A group of guys from the barracks and two soldier girls decided to take a taxi down to the Ansbach baunhauf and catch a train to the World War II landmark. There were six in our party all together.

Two of my bunkmates, Sterek and Tamburro wanted to see the Nazi prison camps. I wanted to see the Concentration Camps. Tamburro’s girlfriend, PFC Masano came along as did my Black girlfriend, Lisa Payne.

It was a little silly hanging out with my fellow soldiers in our civilian clothing. Working together in uniforms offered no room to show our true colors. Sterek was an ex-punk rocker dude from L.A., Tamburro was an Italian from Pittsburgh, and I of course was just a hick white boy. My girlfriend Lisa was from Harlem. Lisa bought me all my civilian clothes– cool hip Black duds that the brothers back in New York sported.

While heading south with my five friends dressed in civies, I realized that if it were ‘real life’ I wouldn’t be hanging out with those people, but given the circumstance, there we were, out to ‘party’ together and to explore the country of West Germany aboard a timely train.

Lisa insisted that just the two of us share one of the private cabins on the German train. The other four soldiers in our party were in the room next to us. The small compartments were cool– pull the curtain closed, open up the booze and kick back for a while.

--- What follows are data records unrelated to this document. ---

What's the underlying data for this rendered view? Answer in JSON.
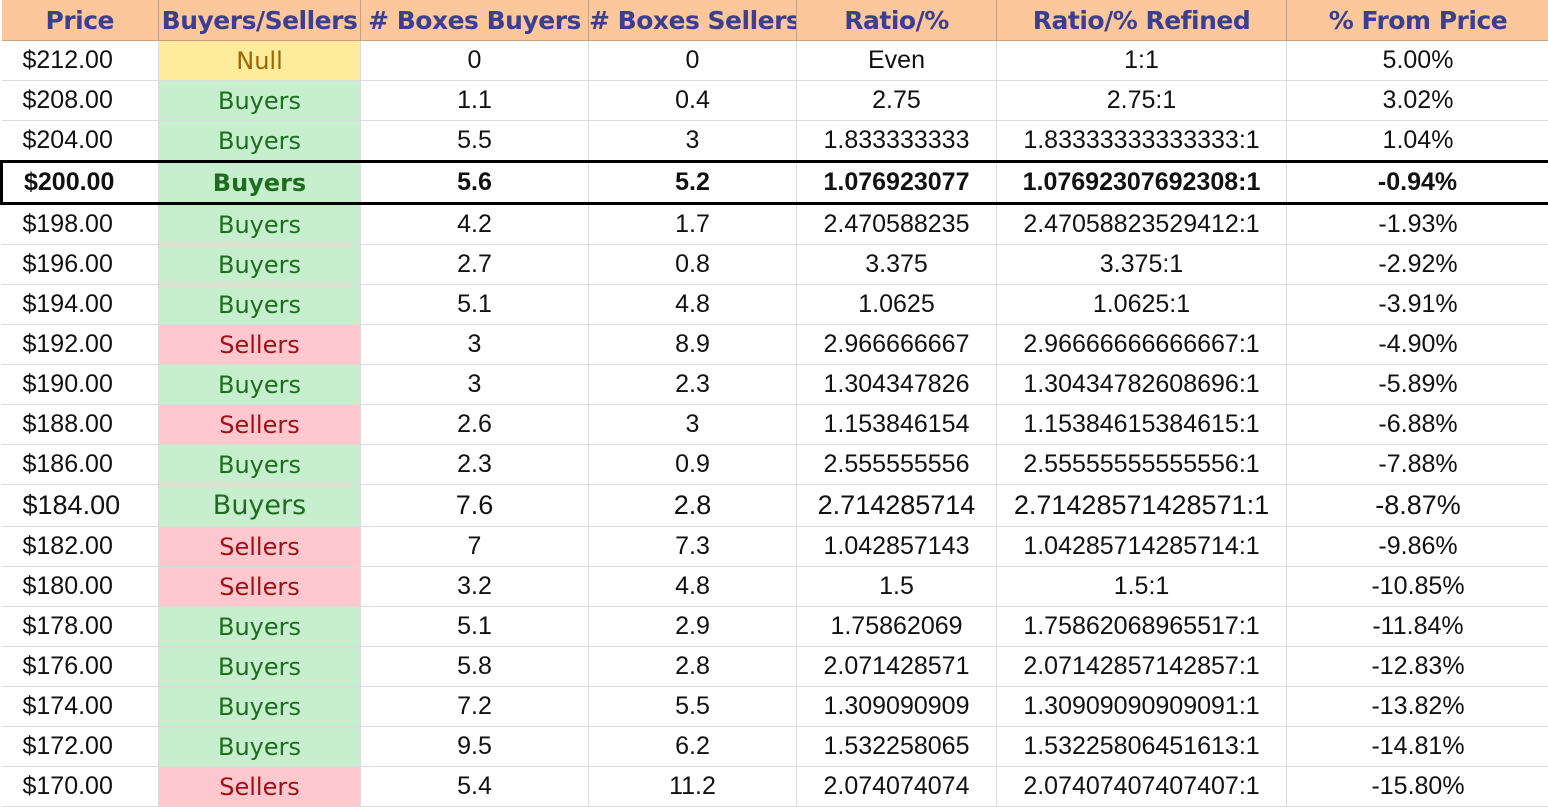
{
  "headers": [
    "Price",
    "Buyers/Sellers",
    "# Boxes Buyers",
    "# Boxes Sellers",
    "Ratio/%",
    "Ratio/% Refined",
    "% From Price"
  ],
  "highlight_row_index": 3,
  "larger_text_row_index": 11,
  "colors": {
    "header_bg": "#fcc79a",
    "header_text": "#3b3f8f",
    "buyers_bg": "#c6efce",
    "buyers_text": "#1f6b1f",
    "sellers_bg": "#ffc7ce",
    "sellers_text": "#9c1016",
    "null_bg": "#ffeb9c",
    "null_text": "#9c6500"
  },
  "rows": [
    [
      "$212.00",
      "Null",
      "0",
      "0",
      "Even",
      "1:1",
      "5.00%"
    ],
    [
      "$208.00",
      "Buyers",
      "1.1",
      "0.4",
      "2.75",
      "2.75:1",
      "3.02%"
    ],
    [
      "$204.00",
      "Buyers",
      "5.5",
      "3",
      "1.833333333",
      "1.83333333333333:1",
      "1.04%"
    ],
    [
      "$200.00",
      "Buyers",
      "5.6",
      "5.2",
      "1.076923077",
      "1.07692307692308:1",
      "-0.94%"
    ],
    [
      "$198.00",
      "Buyers",
      "4.2",
      "1.7",
      "2.470588235",
      "2.47058823529412:1",
      "-1.93%"
    ],
    [
      "$196.00",
      "Buyers",
      "2.7",
      "0.8",
      "3.375",
      "3.375:1",
      "-2.92%"
    ],
    [
      "$194.00",
      "Buyers",
      "5.1",
      "4.8",
      "1.0625",
      "1.0625:1",
      "-3.91%"
    ],
    [
      "$192.00",
      "Sellers",
      "3",
      "8.9",
      "2.966666667",
      "2.96666666666667:1",
      "-4.90%"
    ],
    [
      "$190.00",
      "Buyers",
      "3",
      "2.3",
      "1.304347826",
      "1.30434782608696:1",
      "-5.89%"
    ],
    [
      "$188.00",
      "Sellers",
      "2.6",
      "3",
      "1.153846154",
      "1.15384615384615:1",
      "-6.88%"
    ],
    [
      "$186.00",
      "Buyers",
      "2.3",
      "0.9",
      "2.555555556",
      "2.55555555555556:1",
      "-7.88%"
    ],
    [
      "$184.00",
      "Buyers",
      "7.6",
      "2.8",
      "2.714285714",
      "2.71428571428571:1",
      "-8.87%"
    ],
    [
      "$182.00",
      "Sellers",
      "7",
      "7.3",
      "1.042857143",
      "1.04285714285714:1",
      "-9.86%"
    ],
    [
      "$180.00",
      "Sellers",
      "3.2",
      "4.8",
      "1.5",
      "1.5:1",
      "-10.85%"
    ],
    [
      "$178.00",
      "Buyers",
      "5.1",
      "2.9",
      "1.75862069",
      "1.75862068965517:1",
      "-11.84%"
    ],
    [
      "$176.00",
      "Buyers",
      "5.8",
      "2.8",
      "2.071428571",
      "2.07142857142857:1",
      "-12.83%"
    ],
    [
      "$174.00",
      "Buyers",
      "7.2",
      "5.5",
      "1.309090909",
      "1.30909090909091:1",
      "-13.82%"
    ],
    [
      "$172.00",
      "Buyers",
      "9.5",
      "6.2",
      "1.532258065",
      "1.53225806451613:1",
      "-14.81%"
    ],
    [
      "$170.00",
      "Sellers",
      "5.4",
      "11.2",
      "2.074074074",
      "2.07407407407407:1",
      "-15.80%"
    ]
  ]
}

“Tickets please,” the conductor requested as Lisa pulled her black hand from inside my 501 jeans. The man dressed in blue mumbled something in disgust and Lisa screamed at him– “You want some of this Black pussy? Mother fucking kraut!” She shouted while grabbing her crotch like a dude.

I wish that conductor would have saved me and asked that we move to the cabin with our friends, but he didn’t. He was turned- on. I didn’t know what he was saying in German but Lisa did. The conductor ignored the fear in my eyes like the citizens of Germany when they heard rumors of concentration camps a long time ago.